I have a source file in my class library with several large static functions, for which I'm trying to get a decent profile with Shark. However, gcc insists on inlining all these functions, even with -fno-inline-functions and -fno-default-inline in the build settings (overriding the general optimization setting of -Os). Furthermore, Shark's mapping from source to assembly is all mixed up, indicating that 70% of my runtime is spent on a single SSE intrinsic in my source file, well outside the inner loop. (Shark maps this intrinsic to about 300 totally unrelated lines of assembly. I haven't figured out how to untangle this. Is the source<->assembly mapping something the compiler does, or does Shark parse the source file itself?)
So... I tried rebuilding my library with -fkeep-inline-functions also, which generates the following warning:
/Developer/SDKs/MacOSX10.4u.sdk/usr/include/c++/4.0.0/i686-apple-darwin8/bits/gthr-default.h:551: warning: control reaches end of non-void function
This is puzzling for several reasons. First, this looks like a legitimate bug in the headers. Second, I thought XCode 2.3 uses gcc 4.0.1 (not 4.0.0). Third, this option causes my tiny little file to generate over a megabyte of object code.
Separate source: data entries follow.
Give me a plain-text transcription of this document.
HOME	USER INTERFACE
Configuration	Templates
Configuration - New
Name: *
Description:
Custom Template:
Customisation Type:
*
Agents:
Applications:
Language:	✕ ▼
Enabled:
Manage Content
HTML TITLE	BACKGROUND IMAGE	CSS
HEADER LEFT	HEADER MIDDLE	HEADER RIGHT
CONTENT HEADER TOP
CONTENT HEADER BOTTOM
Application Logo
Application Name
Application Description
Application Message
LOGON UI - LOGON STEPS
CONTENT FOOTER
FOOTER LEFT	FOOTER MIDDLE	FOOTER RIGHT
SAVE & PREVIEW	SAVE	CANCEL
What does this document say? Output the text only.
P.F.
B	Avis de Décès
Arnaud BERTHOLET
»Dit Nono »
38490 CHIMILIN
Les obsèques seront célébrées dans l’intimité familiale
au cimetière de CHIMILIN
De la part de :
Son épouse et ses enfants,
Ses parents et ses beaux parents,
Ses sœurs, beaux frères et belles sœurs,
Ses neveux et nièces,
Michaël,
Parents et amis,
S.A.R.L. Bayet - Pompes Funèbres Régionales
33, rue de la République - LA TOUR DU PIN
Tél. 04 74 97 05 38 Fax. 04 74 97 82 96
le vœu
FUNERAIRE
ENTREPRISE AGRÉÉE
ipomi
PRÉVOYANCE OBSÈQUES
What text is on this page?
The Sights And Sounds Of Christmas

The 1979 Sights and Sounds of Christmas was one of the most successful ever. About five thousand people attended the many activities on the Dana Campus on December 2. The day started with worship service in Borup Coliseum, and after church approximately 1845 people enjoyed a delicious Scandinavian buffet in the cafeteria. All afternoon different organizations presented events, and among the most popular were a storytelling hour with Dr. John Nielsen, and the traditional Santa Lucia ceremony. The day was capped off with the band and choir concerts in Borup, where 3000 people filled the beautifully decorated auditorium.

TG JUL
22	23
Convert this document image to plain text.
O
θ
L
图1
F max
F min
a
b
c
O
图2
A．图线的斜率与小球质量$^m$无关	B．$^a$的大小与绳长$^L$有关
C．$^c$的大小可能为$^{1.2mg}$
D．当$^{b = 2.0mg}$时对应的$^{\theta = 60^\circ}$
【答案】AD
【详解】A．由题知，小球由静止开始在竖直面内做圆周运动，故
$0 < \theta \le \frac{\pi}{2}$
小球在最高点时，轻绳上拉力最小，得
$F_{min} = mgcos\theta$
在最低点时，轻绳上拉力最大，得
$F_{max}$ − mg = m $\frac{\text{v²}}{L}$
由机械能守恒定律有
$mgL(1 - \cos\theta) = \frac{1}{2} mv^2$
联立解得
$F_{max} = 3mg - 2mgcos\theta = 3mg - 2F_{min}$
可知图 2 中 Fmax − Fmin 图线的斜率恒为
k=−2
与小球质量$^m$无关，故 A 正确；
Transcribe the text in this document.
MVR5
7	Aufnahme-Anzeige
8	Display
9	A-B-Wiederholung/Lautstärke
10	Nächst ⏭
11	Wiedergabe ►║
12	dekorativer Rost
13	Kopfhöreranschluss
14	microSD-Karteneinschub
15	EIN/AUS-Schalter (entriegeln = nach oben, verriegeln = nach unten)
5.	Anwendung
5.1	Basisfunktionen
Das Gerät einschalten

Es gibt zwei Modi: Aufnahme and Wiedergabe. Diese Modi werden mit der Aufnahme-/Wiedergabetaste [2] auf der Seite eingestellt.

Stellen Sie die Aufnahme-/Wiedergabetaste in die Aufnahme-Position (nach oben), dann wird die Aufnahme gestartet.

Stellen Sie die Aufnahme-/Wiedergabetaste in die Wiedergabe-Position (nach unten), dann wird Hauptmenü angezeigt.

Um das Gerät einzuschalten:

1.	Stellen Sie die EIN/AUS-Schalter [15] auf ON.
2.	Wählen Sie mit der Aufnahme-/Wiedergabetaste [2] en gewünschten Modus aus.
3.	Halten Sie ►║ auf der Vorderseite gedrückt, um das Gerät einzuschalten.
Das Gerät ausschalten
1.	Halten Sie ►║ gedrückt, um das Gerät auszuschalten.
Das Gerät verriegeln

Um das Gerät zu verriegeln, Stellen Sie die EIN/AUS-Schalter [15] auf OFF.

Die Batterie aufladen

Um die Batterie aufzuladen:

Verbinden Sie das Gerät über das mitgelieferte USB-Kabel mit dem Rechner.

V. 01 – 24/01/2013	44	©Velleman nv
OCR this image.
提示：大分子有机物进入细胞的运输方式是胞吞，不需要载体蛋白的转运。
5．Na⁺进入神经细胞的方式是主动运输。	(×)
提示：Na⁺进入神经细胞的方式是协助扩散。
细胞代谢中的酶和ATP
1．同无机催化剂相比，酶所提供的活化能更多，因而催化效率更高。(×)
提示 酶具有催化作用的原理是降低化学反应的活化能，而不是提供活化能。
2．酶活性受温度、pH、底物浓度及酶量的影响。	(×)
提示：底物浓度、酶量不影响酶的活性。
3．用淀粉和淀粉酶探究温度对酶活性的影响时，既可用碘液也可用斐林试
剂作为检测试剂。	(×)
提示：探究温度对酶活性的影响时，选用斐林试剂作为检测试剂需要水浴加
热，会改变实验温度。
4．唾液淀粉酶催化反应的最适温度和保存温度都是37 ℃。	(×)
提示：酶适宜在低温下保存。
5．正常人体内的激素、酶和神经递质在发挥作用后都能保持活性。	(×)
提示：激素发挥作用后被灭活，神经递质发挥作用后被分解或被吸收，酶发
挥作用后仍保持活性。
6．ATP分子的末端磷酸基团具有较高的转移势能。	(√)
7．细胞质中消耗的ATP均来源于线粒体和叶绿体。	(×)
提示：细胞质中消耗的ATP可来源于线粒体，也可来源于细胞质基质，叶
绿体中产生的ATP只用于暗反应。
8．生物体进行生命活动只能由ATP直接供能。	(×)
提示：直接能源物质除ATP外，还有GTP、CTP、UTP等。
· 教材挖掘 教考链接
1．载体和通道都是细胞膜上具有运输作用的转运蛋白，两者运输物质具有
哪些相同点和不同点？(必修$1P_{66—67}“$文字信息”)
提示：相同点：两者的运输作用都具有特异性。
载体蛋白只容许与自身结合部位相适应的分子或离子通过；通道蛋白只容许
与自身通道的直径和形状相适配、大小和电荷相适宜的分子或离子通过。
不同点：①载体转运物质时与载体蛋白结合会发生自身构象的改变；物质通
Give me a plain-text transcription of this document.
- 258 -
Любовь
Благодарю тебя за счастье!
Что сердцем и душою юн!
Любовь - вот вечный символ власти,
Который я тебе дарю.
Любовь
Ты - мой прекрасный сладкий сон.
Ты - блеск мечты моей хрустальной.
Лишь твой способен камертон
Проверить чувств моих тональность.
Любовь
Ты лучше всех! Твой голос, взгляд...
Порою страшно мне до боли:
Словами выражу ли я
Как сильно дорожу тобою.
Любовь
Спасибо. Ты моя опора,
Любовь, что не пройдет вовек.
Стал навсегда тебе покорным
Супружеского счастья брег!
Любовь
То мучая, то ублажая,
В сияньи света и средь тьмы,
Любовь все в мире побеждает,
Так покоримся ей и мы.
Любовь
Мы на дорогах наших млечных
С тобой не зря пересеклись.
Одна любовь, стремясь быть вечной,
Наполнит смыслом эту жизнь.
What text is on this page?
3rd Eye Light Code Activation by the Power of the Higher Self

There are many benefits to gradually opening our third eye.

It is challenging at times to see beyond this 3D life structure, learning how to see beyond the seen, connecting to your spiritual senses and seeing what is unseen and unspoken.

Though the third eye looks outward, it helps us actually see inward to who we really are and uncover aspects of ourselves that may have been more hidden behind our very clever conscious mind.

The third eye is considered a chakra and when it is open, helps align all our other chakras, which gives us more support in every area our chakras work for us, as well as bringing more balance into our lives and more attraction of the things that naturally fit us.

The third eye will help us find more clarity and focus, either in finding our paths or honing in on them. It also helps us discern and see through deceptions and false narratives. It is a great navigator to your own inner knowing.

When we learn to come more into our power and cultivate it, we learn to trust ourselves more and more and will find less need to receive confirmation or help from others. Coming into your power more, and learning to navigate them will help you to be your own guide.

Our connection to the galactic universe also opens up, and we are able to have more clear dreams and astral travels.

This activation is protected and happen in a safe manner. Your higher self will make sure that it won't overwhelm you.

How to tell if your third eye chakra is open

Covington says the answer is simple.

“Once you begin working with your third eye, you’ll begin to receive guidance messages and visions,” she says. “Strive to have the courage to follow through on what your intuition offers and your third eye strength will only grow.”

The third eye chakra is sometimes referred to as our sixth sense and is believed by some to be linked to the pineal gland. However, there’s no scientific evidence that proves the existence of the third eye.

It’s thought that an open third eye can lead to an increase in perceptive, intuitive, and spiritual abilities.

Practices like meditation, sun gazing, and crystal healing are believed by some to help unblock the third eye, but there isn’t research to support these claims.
Fourth, applications are subsequently prevented from linking against my rebuilt library, giving the error:
/usr/bin/ld: Undefined symbols: vtable for CFoo ../../Core/build/Debug/libMyLib_d.a(CFoo.o) reference to undefined vtable for CFoo collect2: ld returned 1 exit status
When I remove -fkeep-inline-functions from that one source file, everything links fine. But I still haven't figured out how to generate an optimized but non-inlined version of my code, for profiling purposes. Any suggestions? (This is all happening with x86 code on a MacBook Pro. XCode 2.3, Shark 4.3.3 (4).)
Thanks, Ben |